Gravidez na adolescência em evidência no Brasil
Enviada em 03/09/2019
Promulgada pela ONU, em 1948, a Declaração Universal dos Direitos Humanos garante a todos os indivíduos o direito à saúde e ao bem-estar social.Conquanto, a gravidez na adolescência impossibilita que essa parcela da população desfrute desse direito universal na prática. Para entender a relevância desse estigma, é fundamental compreender a ausência de educação sexual preventiva nas escolas e instituições, bem como a imprudência e banalização dos males.Nesse cenário, essa adversidade deve ser superada de imediato para que uma sociedade integrada seja alcançada.
Em primeiro lugar, é importante destacar a carência de ensino sexual nas escolas do país como impulsionadora do problema.Segundo Paulo Freire, educador brasileiro, a educação, sozinha, não pode transformar a sociedade, entretanto, sem ela, a sociedade tampouco pode mudar.
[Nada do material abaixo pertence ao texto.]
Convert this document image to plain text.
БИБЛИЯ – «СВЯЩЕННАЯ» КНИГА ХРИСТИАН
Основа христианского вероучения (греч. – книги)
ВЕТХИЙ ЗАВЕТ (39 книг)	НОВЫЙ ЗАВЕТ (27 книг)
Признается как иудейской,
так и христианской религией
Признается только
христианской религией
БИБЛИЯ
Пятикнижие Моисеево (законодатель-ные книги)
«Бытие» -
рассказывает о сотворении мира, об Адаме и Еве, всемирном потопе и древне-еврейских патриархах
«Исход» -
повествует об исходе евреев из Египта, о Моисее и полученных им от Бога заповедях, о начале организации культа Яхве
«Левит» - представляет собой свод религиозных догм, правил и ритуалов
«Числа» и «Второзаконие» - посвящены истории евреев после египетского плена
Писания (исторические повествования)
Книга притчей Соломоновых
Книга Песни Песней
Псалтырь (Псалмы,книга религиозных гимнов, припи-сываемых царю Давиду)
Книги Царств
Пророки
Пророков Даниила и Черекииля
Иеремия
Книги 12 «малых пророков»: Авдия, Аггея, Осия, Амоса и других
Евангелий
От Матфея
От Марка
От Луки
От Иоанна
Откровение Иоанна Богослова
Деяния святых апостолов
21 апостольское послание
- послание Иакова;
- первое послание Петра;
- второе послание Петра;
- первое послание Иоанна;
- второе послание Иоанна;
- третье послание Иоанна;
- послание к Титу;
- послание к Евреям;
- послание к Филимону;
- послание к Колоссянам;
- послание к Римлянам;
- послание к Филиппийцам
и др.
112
Sob tal ótica, é indispensável a instrução sexual preventiva no sistema educacional do país, tendo em conta a desinformação dos jovens sobre as relações eróticas e a gravidez. Além disso, o não investimento governamental nesse ensino é um equívoco, haja vista uma pesquisa feito pelo Fundo de População das Nações Unidas em que 26,8% da população sexualmente ativa iniciou sua vida sexual antes dos 15 anos.Desse modo,corrobora-se que a falta de ensino sexual nas instituições educacionais relaciona-se com a gravidez na adolescência.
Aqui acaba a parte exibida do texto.